Every item must be **pass**.

## Functional (deterministic mocks)
- [x] Happy path per Product Template (Physical, Coupon, Voucher) reaches `Done`.
- [x] Happy path per Product Type (Simple standalone, Product with Variant, Simple-as-variant).
- [x] Product-level second pass (completeness, cross-attribute, variant-group, aggregate ≥ 0.8).
- [x] `app:simulate` → `app:poll` → `app:worker` runs end-to-end.

## Edge cases
- [x] Grouping Product rejected with "Bundle Product Type not supported in v1", no AI calls.
- [x] Strict identifier mode: hallucinated GTIN dropped (`IDENTIFIER_NOT_VERBATIM_IN_SOURCE`).
- [x] GTIN checksum failure dropped (`GTIN_CHECKSUM_FAILED`).
- [x] Missing required attribute → `Review`, value not pushed.
- [x] Variant child whose parent is not enriched is re-queued.
- [x] Retry on `AQS < 0.8` (one extra attempt) then logged + not pushed.
- [x] Transient AI/source error → exponential backoff, then AQS 0 for the pass (RetryHelper test).
- [x] Per-product cost ceiling → remaining attributes skipped `COST_CEILING_REACHED`.
- [x] Daily cost ceiling → kill-switch trips; in-flight products finish; manual reset on the dashboard.
- [ ] Terminal Ergonode push failure (3 retries/10 min) → Slack + `Review` — exercise against a fault-injecting Ergonode.
- [ ] CSV upload failure → still `Review`, Slack mentions the upload failure — exercise against fault injection.

## Image pipeline
- [x] WebP at the configured product canvas (1200×1500) and mood canvas (1600×900), ≤ max file size.
- [x] Always-on creation produces hero/additional/mood within the configured count ranges.
- [x] White-on-white segmentation (real Vertex; mock honours a pre-masked fixture).
- [x] Forbidden-overlay rejection logs the matched item (`_overlay` marker / Vertex detector).
- [x] `MIN_COUNT_NOT_REACHED` logged when a category minimum cannot be met; product proceeds.
- [x] File names match the admin-configurable pattern.

## Provenance audit
- [x] Every pushed attribute/image traceable in the CSV to source_url, source_excerpt, model_id,
      prompt_version, manipulation_rule_version, timestamp.
- [x] Every accepted image row carries four non-empty alt texts (DE/EN/FR/IT).

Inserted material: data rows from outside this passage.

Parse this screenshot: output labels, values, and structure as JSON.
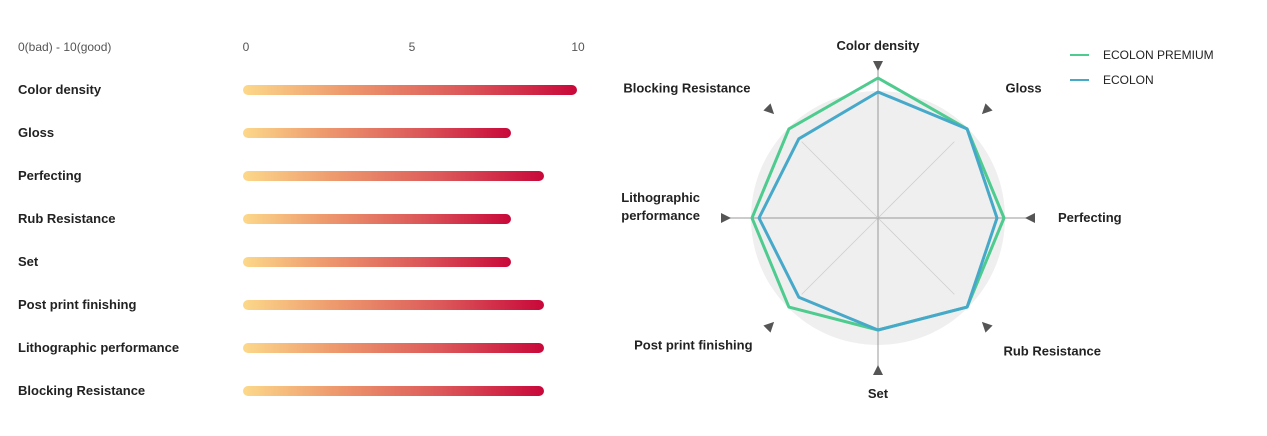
{
  "chart_data": [
    {
      "type": "bar",
      "orientation": "horizontal",
      "scale_caption": "0(bad) - 10(good)",
      "ticks": [
        "0",
        "5",
        "10"
      ],
      "xlim": [
        0,
        10
      ],
      "categories": [
        "Color density",
        "Gloss",
        "Perfecting",
        "Rub Resistance",
        "Set",
        "Post print finishing",
        "Lithographic performance",
        "Blocking Resistance"
      ],
      "values": [
        10,
        8,
        9,
        8,
        8,
        9,
        9,
        9
      ],
      "colors": {
        "start": "#fcd88a",
        "end": "#c8083a"
      }
    },
    {
      "type": "radar",
      "axes": [
        "Color density",
        "Gloss",
        "Perfecting",
        "Rub Resistance",
        "Set",
        "Post print finishing",
        "Lithographic performance",
        "Blocking Resistance"
      ],
      "axis_labels": [
        [
          "Color density"
        ],
        [
          "Gloss"
        ],
        [
          "Perfecting"
        ],
        [
          "Rub Resistance"
        ],
        [
          "Set"
        ],
        [
          "Post print finishing"
        ],
        [
          "Lithographic",
          "performance"
        ],
        [
          "Blocking Resistance"
        ]
      ],
      "range": [
        0,
        10
      ],
      "series": [
        {
          "name": "ECOLON PREMIUM",
          "color": "#4ecb8e",
          "values": [
            10,
            9,
            9,
            9,
            8,
            9,
            9,
            9
          ]
        },
        {
          "name": "ECOLON",
          "color": "#47a9c9",
          "values": [
            9,
            9,
            8.5,
            9,
            8,
            8,
            8.5,
            8
          ]
        }
      ],
      "legend_position": "top-right",
      "background_color": "#efefef"
    }
  ]
}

## Admin Backoffice & config reload
- [x] Edit settings / rules / sources / flags / image specs → applied on the next product (no redeploy).
- [x] Versioning: editing creates a new active version; previous versions read-only.
- [x] Inline + server validation (image specs, settings) rejects invalid input (422).
- [x] Audit log records actor/target/before/after for every change and the kill-switch reset.
- [ ] axe-core in CI on both screens reports zero violations (add to the frontend CI step).
- [ ] Manual keyboard-only pass recorded per release.

## Observability
- [x] Dashboard shows queue depth, products/day, avg AQS per attribute, cost/product, failure rate.
- [x] Data freshness ≤ 5 minutes (real-time from the run tables; visible indicator on the page).
- [ ] Structured logs shipped to the Digt observability stack; no-logs alert fires after 15 min halt.

## Auth & rollback
- [x] Unauthenticated requests rejected (middleware redirect + API 401).
- [x] Google OAuth wired (enable by setting GOOGLE_CLIENT_ID/SECRET; dev login otherwise).
- [x] Feature-flag rollback: disabling a phase makes it a no-op; admin-backoffice flag hides the UI.

## Vertex AI (the final switch)
- [ ] Service account + key in `./secrets/vertex-sa.json`, `VERTEX_PROJECT_ID` set, `AI_PROVIDER=vertex`.
- [ ] `app:vertex:smoke` passes against the live project.
- [ ] Model selection per pipeline step confirmed with the architecture team.

## Load
- [ ] 48-hour sustained run at 500 products/day on the PoC env with no manual scaling
      (scale `worker` replicas; kill-switch trips only on the cost-ceiling configuration).

Legend: `[x]` covered by the automated suite / implemented; `[ ]` requires the live
environment, fault injection, or a CI step to tick off during the pilot.